90% of our supply coming from one supplier. And now we've significantly diversified that and as we've talked about over the past, including our own wells. The circumstances that we described in our prepared remarks, we're just a compounding set of elements that really forced our diverse supplier base to go on

allocation. And consequently, as we worked with them, we really tried to diversify our supply across the country. The good news is, we've been able to keep our stores in stock. Our main pressure point for helium is in the second quarter in grad season. That is our peak season. And so, as these unexpected pressures suddenly came online, we immediately evolved to ensuring that between our contracts with suppliers, which were on allocation, our own wells and then what we needed

to quickly purchase in the spot market to ensure helium for Halloween did add cost to the equation. Our priority has been to ensure that we service our customers to the level that we need to, to meet the balloon demand. In the second half, we obviously, we continue to do decent balloon business month-to-month, but graduation season is the peak. And so, that's where we expect the most pressure as we outlined.

So probably a couple of answers to that. First, in terms of our contracts, for the contracts, the vast majority of our contracted volume with distributors is going through allocation at this point. Allocation is impacting the quantity of helium, but not the price of helium from those vendors. So we are able to maintain price, where price comes into it for us is when we can't get the quantity or where we couldn't

get the quantity that we wanted to have to be prepared for graduation season. So, in those cases, we did go out to the spot market to buy additional helium, which, given the shortage of helium that it was at a premium. Overall, though, to Brad's earlier point, we feel like graduation season is, without a doubt, the peak of balloon volume during the year, and we've set ourselves up to be in stock in our stores and to be able to service customers during that important season and sets us up well for the rest of the year.

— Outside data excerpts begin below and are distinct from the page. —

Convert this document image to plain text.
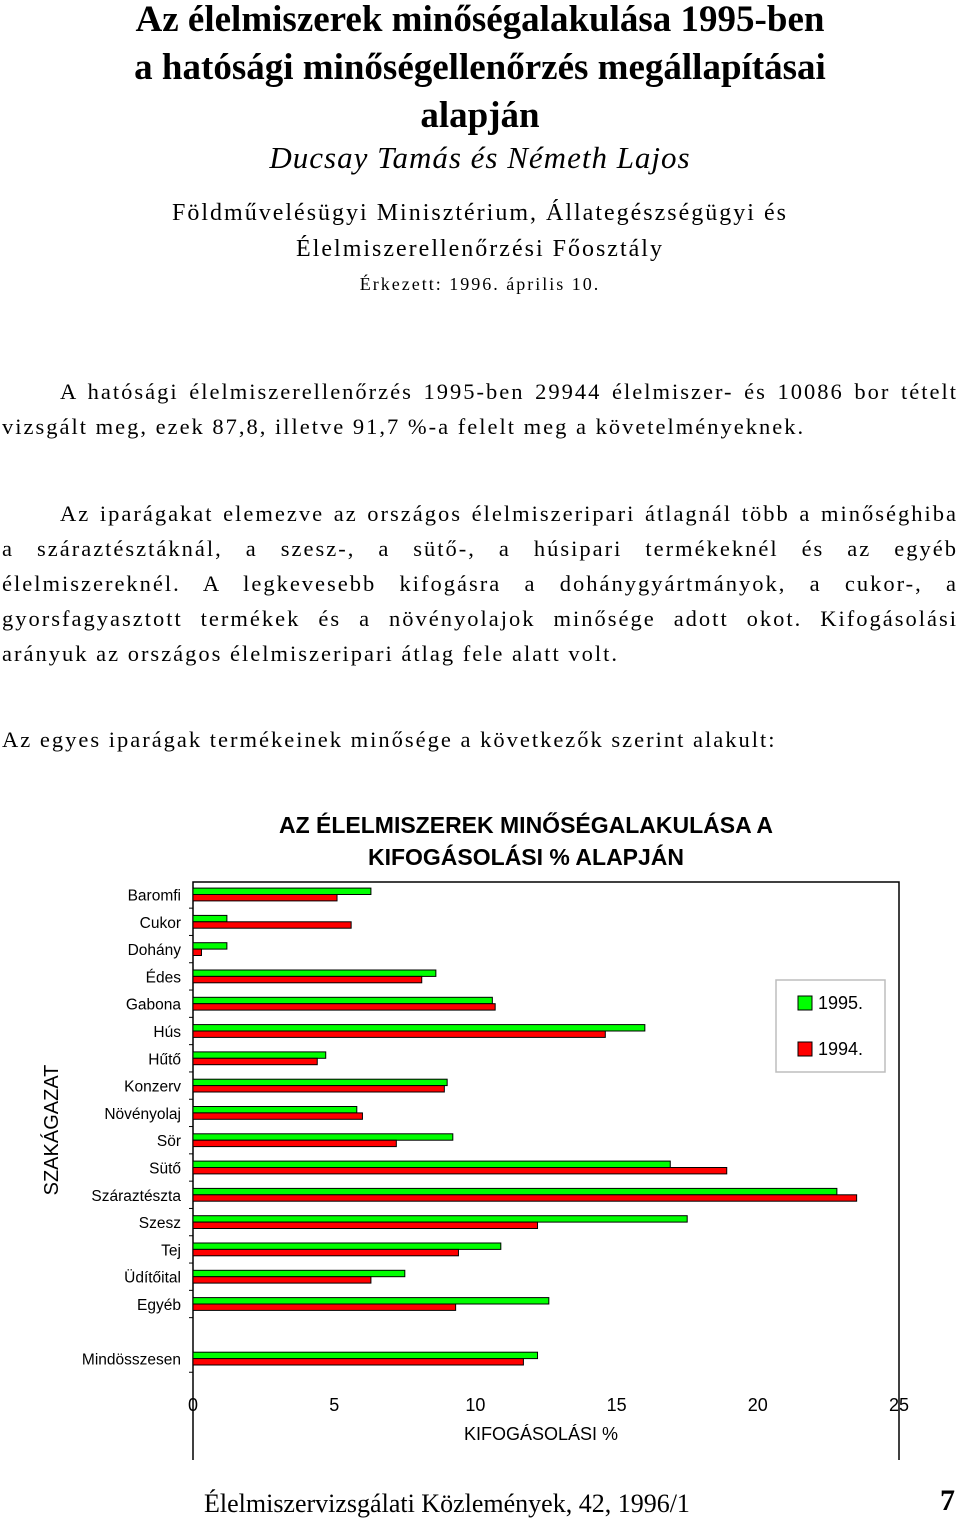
Az élelmiszerek minőségalakulása 1995-ben
a hatósági minőségellenőrzés megállapításai
alapján
Ducsay Tamás és Németh Lajos
Földművelésügyi Minisztérium, Állategészségügyi és
Élelmiszerellenőrzési Főosztály
Érkezett: 1996. április 10.

A hatósági élelmiszerellenőrzés 1995-ben 29944 élelmiszer- és 10086 bor tételt vizsgált meg, ezek 87,8, illetve 91,7 %-a felelt meg a követelményeknek.

Az iparágakat elemezve az országos élelmiszeripari átlagnál több a minőséghiba a száraztésztáknál, a szesz-, a sütő-, a húsipari termékeknél és az egyéb élelmiszereknél. A legkevesebb kifogásra a dohánygyártmányok, a cukor-, a gyorsfagyasztott termékek és a növényolajok minősége adott okot. Kifogásolási arányuk az országos élelmiszeripari átlag fele alatt volt.

Az egyes iparágak termékeinek minősége a következők szerint alakult:

AZ ÉLELMISZEREK MINŐSÉGALAKULÁSA A
KIFOGÁSOLÁSI % ALAPJÁN
Baromfi
Cukor
Dohány
Édes
Gabona
Hús
Hűtő
Konzerv
Növényolaj
Sör
Sütő
Száraztészta
Szesz
Tej
Üdítőital
Egyéb
Mindösszesen
0	5	10	15	20	25
KIFOGÁSOLÁSI %
SZAKÁGAZAT
1995.
1994.
Élelmiszervizsgálati Közlemények, 42, 1996/1	7
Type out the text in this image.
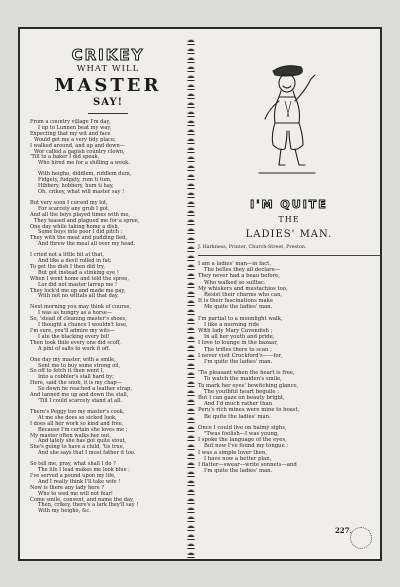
CRIKEY
WHAT WILL
MASTER
SAY!
From a country village I'm day,
I up to Lunnen beat my way,
Expecting that my wit and face
Would get me a very tidy place;
I walked around, and up and down—
Wor called a gapish country clown,
'Till to a baker I did speak,
Who hired me for a shilling a week.
With heigho, diddlem, riddlem dum,
Fidgety, fudgety, rum ti tum,
Hibbery, hobbery, hum ti hay,
Oh, crikey, what will master say !
But very soon I cursed my lot,
For scarcely any grub I got,
And all the boys played times with me,
They teased and plagued me for a spree,
One day while taking home a dish,
Some boys into poor I did pitch ;
They with the meat and pudding fled,
And threw the meal all over my head.
I cried not a little bit at that,
And like a devil rolled in fat;
To get the dish I then did try,
But got instead a stinking eye !
When I went home and told the spree,
Lor did not master larrup me !
They lock'd me up and made me pay,
With not no wittals all that day.
Next morning you may think of course,
I was as hungry as a horse—
So, 'stead of cleaning master's shoes,
I thought a chance I wouldn't lose,
I'm sure, you'll admire my wits—
I ate the blacking every bit!
Then took thile every one did scoff,
A pint of salts to work it off.
One day my master, with a smile,
Sent me to buy some strong oil,
So off to fetch it then went I,
Into a cobbler's stall hard by;
Here, said the snob, it is my chap—
So down he reached a leather strap,
And tanned me up and down the stall,
'Till I could scarcely stand at all.
There's Peggy too my master's cook,
At me she does so sicked look,
I does all her work so kind and free,
Because I'm certain she loves me ;
My master often walks her out,
And lately she has got quite stout,
She's going to have a child, 'tis true,
And she says that I must father it too.
So tell me, pray, what shall I do ?
The life I lead makes me look blue ;
I've served a pound upon my life,
And I really think I'll take wife !
Now is there any lady here ?
Who to wed me will not fear!
Come smile, consent, and name the day,
Then, crikey, there's a lark they'll say !
With my heigho, &c.
I'M QUITE
THE
LADIES' MAN.
J. Harkness, Printer, Church-Street, Preston.
I am a ladies' man—in fact,
The belles they all declare—
They never had a beau before,
Who walked so sulltac.
My whiskers and mustachios too,
Resist their charms who can,
It is their fascinations make
Me quite the ladies' man.
I'm partial to a moonlight walk,
I like a morning ride
With lady Mary Cavendish ;
In all her youth and pride,
I love to lounge in the bazaar,
The trifles there to scan ;
I never visit Crockford's——for,
I'm quite the ladies' man.
'Tis pleasant when the heart is free,
To watch the maiden's smile,
To mark her eyes' bewitching glance,
The youthful heart beguile ;
But I can gaze on beauty bright,
And I'd much rather than
Peru's rich mines were mine to boast,
Be quite the ladies' man.
Once I could live on balmy sighs,
"Twas foolish—I was young,
I spoke the language of the eyes,
But now I've found my tongue :
I was a simple lover then,
I have now a better plan,
I flatter—swear—write sonnets—and
I'm quite the ladies' man.
227.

It's really hard to speculate on future spot prices. Our anticipation is that, we are like-minded in that the BLM coming back online will certainly add supply and reduce any need. We do not see spot purchases being required beyond Q2. When we look at what our expected supply is, even in a little bit of a diminished capacity for the back half of the year. So like we said, the pressure point is really Q2 and other things like BLM should take some pressure off.

So the helium -- when we say 97%, we've had a handful of stores be out of helium over the past few weeks, and it's very spotty. And most of that is not actually driven by a helium shortage. It's actually driven more by logistics and getting helium to the right places. It's obviously a fairly intricate logistics network. And sometimes you just can't get it to the stores on a timely basis. Those lasted a few weeks. Those are in the past. Certainly, they don't have -- it's a few days in a few stores. And so, measuring the impact of any lost sales is -- would be very challenging. But as of now, we don't have stores with that we're anticipating in the near term, having those same challenges based on the purchases we've made.

Another big component of our supply is Qatar. That maintenance has been completed, and those plants have resumed operations. And so, our supply actually comes into our distributors from a number of places throughout the world. They're sourcing everywhere. And so, we're focused a little bit on where geographically their

supplies are coming from, but also extraordinarily focused on ensuring between those suppliers and our own wells that we're in the best shape we could possibly be in.